05 December 2010

Society, Social System and Social Groups

Q: What is society?
A: Society is a group of people living together.
(This is the simplest/crudest possible definition)

How did society begin? What was society like in the beginning?

Initially man was a hunter-gatherer. He lived in small groups and always kept moving around, looking for food. So initially there was only one task or role: hunting and gathering (or at most two: men hunters and women gatherers). This situation continued for most of man's 2,00,000 years of existence.

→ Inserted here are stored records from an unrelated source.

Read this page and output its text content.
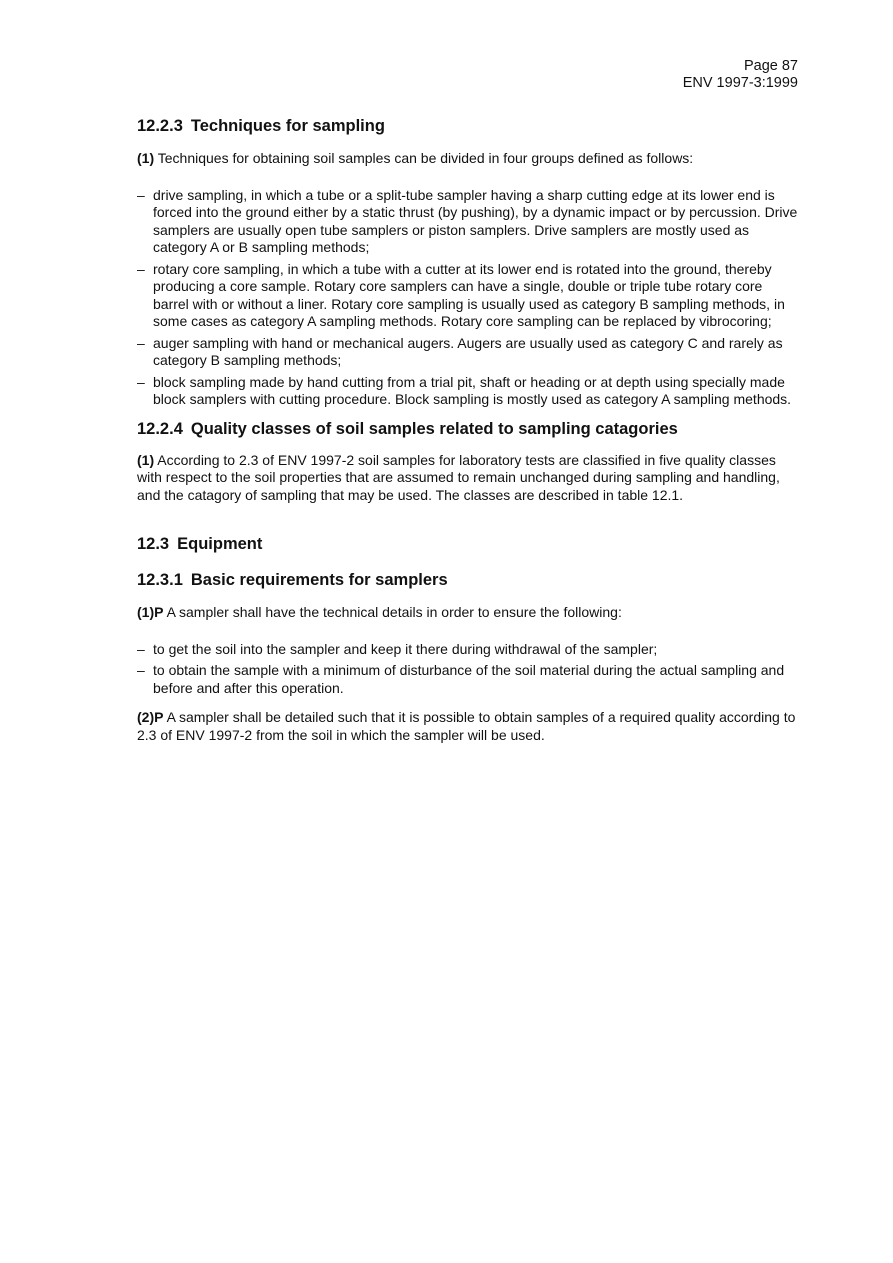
Page 87
ENV 1997-3:1999
12.2.3 Techniques for sampling

(1) Techniques for obtaining soil samples can be divided in four groups defined as follows:

– drive sampling, in which a tube or a split-tube sampler having a sharp cutting edge at its lower end is forced into the ground either by a static thrust (by pushing), by a dynamic impact or by percussion. Drive samplers are usually open tube samplers or piston samplers. Drive samplers are mostly used as category A or B sampling methods;
– rotary core sampling, in which a tube with a cutter at its lower end is rotated into the ground, thereby producing a core sample. Rotary core samplers can have a single, double or triple tube rotary core barrel with or without a liner. Rotary core sampling is usually used as category B sampling methods, in some cases as category A sampling methods. Rotary core sampling can be replaced by vibrocoring;
– auger sampling with hand or mechanical augers. Augers are usually used as category C and rarely as category B sampling methods;
– block sampling made by hand cutting from a trial pit, shaft or heading or at depth using specially made block samplers with cutting procedure. Block sampling is mostly used as category A sampling methods.
12.2.4 Quality classes of soil samples related to sampling catagories

(1) According to 2.3 of ENV 1997-2 soil samples for laboratory tests are classified in five quality classes with respect to the soil properties that are assumed to remain unchanged during sampling and handling, and the catagory of sampling that may be used. The classes are described in table 12.1.

12.3 Equipment
12.3.1 Basic requirements for samplers

(1)P A sampler shall have the technical details in order to ensure the following:

– to get the soil into the sampler and keep it there during withdrawal of the sampler;
– to obtain the sample with a minimum of disturbance of the soil material during the actual sampling and before and after this operation.

(2)P A sampler shall be detailed such that it is possible to obtain samples of a required quality according to 2.3 of ENV 1997-2 from the soil in which the sampler will be used.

Then, 12000 years ago (in 10,000 BC) man invented agriculture. He could now produce food. This brought about three revolutionary changes. One, he could now produce food in one place, instead of moving around all the time. So he started living in one place. Thus villages were born. Two, he could now produce food in a large quantity. So the group no longer needed to be small; it could now be big. Thus the size of the group (that is, village) increased. Three, the new system of food production was efficient. That is, if n people needed to be fed (the size of the group), all the n people did not need to work in food production. Only m (<n) people needed to produce food. The remaining n–m people could do other work. Thus other work (non-food-production) became possible. It also became necessary.

Because, as the size of the group increased, other tasks/roles became necessary. The group had to be defended from the attacks of other groups. The people also had to settle disputes that arose within the group. Meanwhile, man was at the mercy of the forces of nature, and he tried to placate these forces. He started seeing these forces as living beings (that is, gods) and worshipping them. Thus religion was born. These religious activities had to be carried out. Also, as man gained knowledge about the world, this knowledge had to be given to the next generation. Thus two new tasks – defence-law&order and religion-education – were born. The people who handled these tasks were the warriors and priests respectively.

So society now consisted of three groups: priests, warriors and the common people (engaged in food production). Even food production became split into two tasks: owning the land and running the activity, and actually doing the work. So the common people were now split into two groups: farmers and labourers. Thus society now consisted of four groups: priests, warriors, farmers and labourers.

Other things than food also needed to be produced: clothing, houses, tools, etc. The people who made these – the artisans – were manual workers, like the farm labourers. Thus non-food-production activities increased, and the people engaged in these activities also increased. For the sake of efficiency, these non-food-producers started concentrating in a few villages, which became larger. Thus were cities born. And also civilisation (from Latin 'civitas' = "city"). A region now consisted of many villages and a few cities. The different cities and villages started producing different goods, and exchanging them with the goods produced by other cities and villages. Thus was trade born. The people who carried out this activity – the merchants – were wealth creators, like the farmers.

Thus society was now divided into four groups: priests-scholars, warriors-rulers, farmers-merchants and labourers-artisans. (In ancient India they were called Brahmanas, Kshatriyas, Vaishyas and Shudras respectively.)


1. As society became more complex, the number of tasks/roles increased.

2. Efficiency can be achieved by division of labour and specialisation.

3. So each task/role was assigned to a different group, and each group performed its own task/role.

4. Thus society was divided into different functional groups, and these functional groups made up society.

Therefore society can be seen as a system that consists of different (functional) groups. And these groups form the units of the social system.

Thus 'society' is not a single homogeneous entity. Society (and civilisation) is all about complexity, division of labour and specialisation. Society is made up of social groups. Wishing that these different groups did not exist is as good as wishing that society itself (that is, civilisation) did not exist.

My earlier post on the Varna system had talked about this in brief.